While former history teacher Dr. Hugh Roberts was working as a teacher in Alaska, he received a letter from Dr. Vernon Trimble, the man who had just been selected as the principal for a new high school in Saratoga. In the letter, Trimble asked Roberts to join the faculty.
“It was an offer I could not refuse,” Roberts said.
Now, almost 60 years since the school’s 1959 opening, Trimble has left a profound legacy in starting the school and, as a result, has the main conference room near the principal’s office named after him: the Trimble Conference room.
As the school’s first principal, Trimble had to take on several responsibilities, including building a strong staff and administration, overseeing campus construction, choosing the school colors and mascot and creating school traditions.
Roberts knew Trimble because he one of Trimble’s students back when Trimble taught English at Los Gatos in the early 1950s. Trimble invited many of his past students from Los Gatos to help start the school with him, including Bert Pfister, the first English department chair, and Benny Pierce, the first football coach.
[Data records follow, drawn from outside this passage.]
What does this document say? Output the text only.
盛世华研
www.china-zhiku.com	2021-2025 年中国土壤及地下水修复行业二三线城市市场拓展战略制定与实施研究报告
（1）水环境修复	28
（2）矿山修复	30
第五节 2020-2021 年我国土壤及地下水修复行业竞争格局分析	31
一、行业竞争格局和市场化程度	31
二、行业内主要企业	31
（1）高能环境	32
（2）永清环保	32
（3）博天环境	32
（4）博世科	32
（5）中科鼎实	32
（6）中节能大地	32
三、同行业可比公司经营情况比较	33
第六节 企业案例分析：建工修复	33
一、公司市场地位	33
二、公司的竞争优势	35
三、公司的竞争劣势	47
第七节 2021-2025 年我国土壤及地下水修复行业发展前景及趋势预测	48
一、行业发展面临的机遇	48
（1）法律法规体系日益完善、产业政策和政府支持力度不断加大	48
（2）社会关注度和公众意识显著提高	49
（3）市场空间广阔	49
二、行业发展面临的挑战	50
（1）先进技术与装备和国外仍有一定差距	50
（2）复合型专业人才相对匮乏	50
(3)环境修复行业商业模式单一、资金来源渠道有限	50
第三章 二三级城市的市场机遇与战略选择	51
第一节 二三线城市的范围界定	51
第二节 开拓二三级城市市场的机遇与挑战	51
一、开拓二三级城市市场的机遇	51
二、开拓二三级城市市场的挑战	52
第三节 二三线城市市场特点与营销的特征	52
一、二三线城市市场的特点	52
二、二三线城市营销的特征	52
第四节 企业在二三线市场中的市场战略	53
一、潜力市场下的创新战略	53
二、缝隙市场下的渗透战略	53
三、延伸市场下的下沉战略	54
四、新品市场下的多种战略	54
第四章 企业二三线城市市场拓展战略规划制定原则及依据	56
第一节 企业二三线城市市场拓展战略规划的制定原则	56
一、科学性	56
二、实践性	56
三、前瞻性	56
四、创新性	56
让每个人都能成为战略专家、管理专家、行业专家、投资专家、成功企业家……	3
To be sure, founding a new school was no an easy task. The day before the school opened, heavy wind and rain hit the newly built campus, to the point where one of the gym walls fell down, Roberts said.
Though the school’s opening didn’t go as planned, Roberts attested to Trimble’s determination despite the obstacles his administration had to overcome.
The Trimble conference room serves many purposes, including guidance counselor and administration meetings, staff potlucks, college information sessions and more. It even has its own email address, [email protected].
The email, despite its charming ring, serves no specific purpose.
While the room’s official name is the Trimble Conference Room, principal Paul Robinson said that many refer to it as simply the main conference room, as opposed to the guidance counseling room. The guidance counseling room is named after the first assistant principal, Gerald Zappelli.
Robinson said the Trimble room was named just before Robinson became principal seven years ago, in honor of Trimble’s contributions to Saratoga High as its first principal.
Although Robinson never met Trimble in person, Robinson said that it must have taken a lot of planning and work to get the school started and to establish its culture.
“I’m sure that Dr. Trimble and Mr. Zappelli and all the teachers played really big parts about what this school was all about,” Robinson said.
Roberts, now 84, had known Trimble ever since his senior year of high school and taught under his administration from 1959-1989 and attested to Trimble’s personal characteristics, saying that Trimble was “a well-organized, thoughtful old school gentleman with a quiet, calm strength and great sense of humor.”
Roberts also praised Trimble’s aptitude for teaching and treating his students well, which created a passion in students for subjects that they didn’t originally have. In Roberts’s case, this was in his senior year, when he had Trimble as his English teacher in 1950 at Los Gatos High School.
“He treated everyone with respect and got it in return,” Roberts said. “I especially learned to love Shakespeare.”
Described as “calm, thoughtful and supportive at every turn” by Roberts, Trimble significantly contributed not only to establishing the culture of the school but also supporting members of his staff and administration.
“Vernon guided us through an opening that didn’t go smoothly,” Roberts said. “Vernon kept everyone’s spirits up and made everyone feel more like we were creating a small community by dealing with problems together.”